Ben Gvir Hebron 224.88.
(photo credit: Active Stills)
Shay Fogelman, a journalist from Haaretz, thought he would go on a personal tour of the South Hebron Hills on Saturday. Instead he found himself in the middle of a violent incident with settlers, among them far-right activist Itamar Ben-Gvir.
By Saturday night, each man had filed a police complaint against the other for assault.
Fogelman, the deputy editor of Haaretz's Galleria arts section, said he, another journalist and a friend had parked their car at the back entrance to Kiryat Arba at the end of a daylong tour in which they met with and spoke with settlers.
They started walking to Hebron when they saw settler teens throwing stones at Palestinian homes along the road, Fogelman said.
When they returned to their car, Fogelman said, he and his companions were surrounded by Ben-Gvir and a number of others who cursed them and physically assaulted them.
Fogelman said he was slightly injured in the shoulder. They were able to get away from the activists and enter the vehicle, but when they started the engine, Ben-Gvir was standing in front of the car, blocking their way, Fogelman said.
A photographer and left-wing activists who were in the area told The Jerusalem Post they saw the settlers attacking the three men.
At that point soldiers and police arrived, and only then were the trio able to leave, Fogelman said.
Ben-Gvir told the Post that the three had come to Kiryat Arba to provoke residents. He acknowledged that he and group had exchanged harsh words.
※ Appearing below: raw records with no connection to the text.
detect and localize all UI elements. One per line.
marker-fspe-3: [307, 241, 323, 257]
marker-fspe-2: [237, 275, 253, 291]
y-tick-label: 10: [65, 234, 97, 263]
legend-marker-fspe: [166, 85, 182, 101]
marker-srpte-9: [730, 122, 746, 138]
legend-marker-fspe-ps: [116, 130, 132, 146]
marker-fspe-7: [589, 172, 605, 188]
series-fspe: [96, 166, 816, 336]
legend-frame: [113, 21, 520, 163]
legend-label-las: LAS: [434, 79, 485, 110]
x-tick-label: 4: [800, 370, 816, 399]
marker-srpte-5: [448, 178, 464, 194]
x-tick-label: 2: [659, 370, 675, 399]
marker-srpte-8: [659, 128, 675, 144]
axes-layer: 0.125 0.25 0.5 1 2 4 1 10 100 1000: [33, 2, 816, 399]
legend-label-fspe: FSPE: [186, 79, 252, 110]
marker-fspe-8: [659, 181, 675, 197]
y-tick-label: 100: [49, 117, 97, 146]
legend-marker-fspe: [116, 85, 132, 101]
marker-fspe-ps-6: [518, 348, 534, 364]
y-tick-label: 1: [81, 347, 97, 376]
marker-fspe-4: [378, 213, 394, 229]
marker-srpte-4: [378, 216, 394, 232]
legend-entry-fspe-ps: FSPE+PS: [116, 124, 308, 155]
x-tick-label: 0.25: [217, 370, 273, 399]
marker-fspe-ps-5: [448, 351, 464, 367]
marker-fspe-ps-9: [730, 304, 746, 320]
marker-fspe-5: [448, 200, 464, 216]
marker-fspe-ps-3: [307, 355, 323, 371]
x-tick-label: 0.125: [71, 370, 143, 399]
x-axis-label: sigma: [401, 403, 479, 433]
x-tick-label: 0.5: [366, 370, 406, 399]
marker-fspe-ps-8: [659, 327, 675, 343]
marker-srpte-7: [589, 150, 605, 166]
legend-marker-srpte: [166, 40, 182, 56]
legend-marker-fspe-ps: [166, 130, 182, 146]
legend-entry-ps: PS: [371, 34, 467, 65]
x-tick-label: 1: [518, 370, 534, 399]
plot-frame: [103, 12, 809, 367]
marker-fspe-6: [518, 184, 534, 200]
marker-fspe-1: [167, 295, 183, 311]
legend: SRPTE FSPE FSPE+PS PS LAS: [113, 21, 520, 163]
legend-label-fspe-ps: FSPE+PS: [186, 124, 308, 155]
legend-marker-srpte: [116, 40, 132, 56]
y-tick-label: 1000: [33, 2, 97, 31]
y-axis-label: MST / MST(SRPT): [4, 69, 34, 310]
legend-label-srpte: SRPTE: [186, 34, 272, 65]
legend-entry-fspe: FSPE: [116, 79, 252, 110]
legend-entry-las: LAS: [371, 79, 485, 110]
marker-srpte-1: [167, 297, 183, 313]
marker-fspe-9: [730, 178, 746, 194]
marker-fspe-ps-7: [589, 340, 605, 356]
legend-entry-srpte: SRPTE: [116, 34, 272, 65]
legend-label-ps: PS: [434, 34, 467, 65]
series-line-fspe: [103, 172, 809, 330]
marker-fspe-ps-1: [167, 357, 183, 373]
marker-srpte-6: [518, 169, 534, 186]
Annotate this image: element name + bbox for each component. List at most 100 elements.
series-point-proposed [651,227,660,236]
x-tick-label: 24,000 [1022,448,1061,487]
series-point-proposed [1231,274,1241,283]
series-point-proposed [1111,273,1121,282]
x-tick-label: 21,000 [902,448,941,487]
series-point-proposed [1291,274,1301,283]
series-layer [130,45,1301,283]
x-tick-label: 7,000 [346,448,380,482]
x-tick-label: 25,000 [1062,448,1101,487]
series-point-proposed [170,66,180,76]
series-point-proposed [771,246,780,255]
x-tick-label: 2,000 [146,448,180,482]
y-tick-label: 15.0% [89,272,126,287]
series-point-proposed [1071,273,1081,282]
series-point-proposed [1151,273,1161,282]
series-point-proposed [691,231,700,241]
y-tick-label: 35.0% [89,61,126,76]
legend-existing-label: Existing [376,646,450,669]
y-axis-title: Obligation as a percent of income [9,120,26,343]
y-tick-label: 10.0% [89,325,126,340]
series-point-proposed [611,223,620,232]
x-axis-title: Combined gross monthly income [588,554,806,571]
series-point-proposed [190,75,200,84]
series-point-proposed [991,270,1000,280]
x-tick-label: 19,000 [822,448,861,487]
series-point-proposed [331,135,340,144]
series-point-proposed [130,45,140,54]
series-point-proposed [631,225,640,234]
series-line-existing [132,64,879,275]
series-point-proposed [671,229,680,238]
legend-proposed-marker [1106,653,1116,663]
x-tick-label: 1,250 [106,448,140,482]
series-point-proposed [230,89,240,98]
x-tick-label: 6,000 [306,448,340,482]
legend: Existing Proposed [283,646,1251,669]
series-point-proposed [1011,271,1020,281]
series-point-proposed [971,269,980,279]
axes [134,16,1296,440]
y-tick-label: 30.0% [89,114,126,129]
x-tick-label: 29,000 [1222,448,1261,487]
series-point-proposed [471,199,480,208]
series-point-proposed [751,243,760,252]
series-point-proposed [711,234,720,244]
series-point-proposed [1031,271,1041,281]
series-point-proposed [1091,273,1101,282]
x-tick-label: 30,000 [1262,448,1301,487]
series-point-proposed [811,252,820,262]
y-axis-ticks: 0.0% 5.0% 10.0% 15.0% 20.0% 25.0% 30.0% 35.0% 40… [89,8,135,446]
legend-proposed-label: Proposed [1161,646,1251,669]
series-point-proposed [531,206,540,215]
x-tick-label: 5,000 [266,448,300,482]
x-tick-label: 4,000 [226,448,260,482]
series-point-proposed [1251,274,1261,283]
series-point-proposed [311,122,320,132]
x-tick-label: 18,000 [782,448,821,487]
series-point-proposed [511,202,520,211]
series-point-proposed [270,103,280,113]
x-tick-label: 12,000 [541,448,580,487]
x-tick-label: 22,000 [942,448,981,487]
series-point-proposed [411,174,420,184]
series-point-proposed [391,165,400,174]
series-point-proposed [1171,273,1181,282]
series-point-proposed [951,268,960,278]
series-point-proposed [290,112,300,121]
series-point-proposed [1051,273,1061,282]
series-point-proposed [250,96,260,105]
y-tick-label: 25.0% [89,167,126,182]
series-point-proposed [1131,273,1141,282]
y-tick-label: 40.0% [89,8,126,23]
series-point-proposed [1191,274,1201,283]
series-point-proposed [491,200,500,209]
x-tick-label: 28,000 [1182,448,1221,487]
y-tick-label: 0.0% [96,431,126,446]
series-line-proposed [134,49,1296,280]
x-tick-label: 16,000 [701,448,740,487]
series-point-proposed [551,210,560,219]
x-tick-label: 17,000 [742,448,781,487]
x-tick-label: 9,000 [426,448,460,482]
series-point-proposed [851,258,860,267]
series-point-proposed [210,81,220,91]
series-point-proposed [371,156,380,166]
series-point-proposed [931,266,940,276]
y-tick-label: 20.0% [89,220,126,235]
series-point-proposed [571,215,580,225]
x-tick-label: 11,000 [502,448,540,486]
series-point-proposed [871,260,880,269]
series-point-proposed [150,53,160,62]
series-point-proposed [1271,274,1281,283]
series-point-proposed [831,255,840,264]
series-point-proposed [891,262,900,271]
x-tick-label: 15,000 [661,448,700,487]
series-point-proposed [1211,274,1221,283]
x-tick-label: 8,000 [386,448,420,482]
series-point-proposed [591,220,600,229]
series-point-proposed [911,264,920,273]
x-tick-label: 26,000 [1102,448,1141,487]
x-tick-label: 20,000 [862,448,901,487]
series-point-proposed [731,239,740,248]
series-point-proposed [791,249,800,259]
He accused Fogelman and his companions of cursing him and the other settlers and calling them "whores." Then, he said, they got into their car and tried to run him over.
Judea and Samaria Police spokesman Danny Poleg said he had no knowledge of the incident. He added that Ben-Gvir had gone to a police station on Saturday night with the intent of filling a complaint but had not actually done so.
Of the reported stone-throwing, he said only that such incidents happened every day and were considered normal.
For Ben-Gvir, Saturday's event was the second incident in 48 hours. He said that he and a number of settlers also had an altercation with left-wing activists on Friday morning.
Rabbi Arik Ascherman of Rabbis for Human Rights said he and a number of volunteers from his group had gone to Hebron to help a Palestinian family near Worshipers Way and the Hazon David Outpost harvest six olive trees.
He said they were verbally and physically attacked by settlers, who at one point stole their ladders and tried to steal buckets of olives.
Ben-Gvir said that while he and the other settlers had yelled at the volunteers, it was the left-wing activists who had started the altercation.
At one point, Ben-Gvir said, a left-winger pushed his wife, who had their seven-month-old daughter tucked into a cloth sling strapped across her front.
His wife, he said, fell to the ground, but his daughter was not hurt.
Ascherman insisted that his group was attacked first and that at no point was Ben-Gvir's wife thrown to the ground. He said he had have video footage of the entire incident to prove this.
Ascherman alleged that Ben-Gvir's wife tried to steal a bucket of olives, and a volunteer from Rabbis for Human Rights grabbed her hand to stop her. At one point, this volunteer felt so threatened by settlers that he ran into a nearby Palestinian home, Ascherman said.
Poleg said police detained the volunteer for pulling Ben-Gvir's wife's hand and issued a 24-day restraining against his entering the area.
Ben-Gvir said that not all of the incident was filmed and that the moment when his wife fell was not caught on camera. Both incidents, he said, were examples of the Left's increasing violence against settlers, to which the security forces had turned a blind eye.
He said his group had not "turned the other check" when attacked by left-wingers, but that at no point had they started any of the violence, only responded to attacks.
The left-wing activists had emboldened the Palestinians to attack them and thus had endangered their lives, Ben-Gvir said.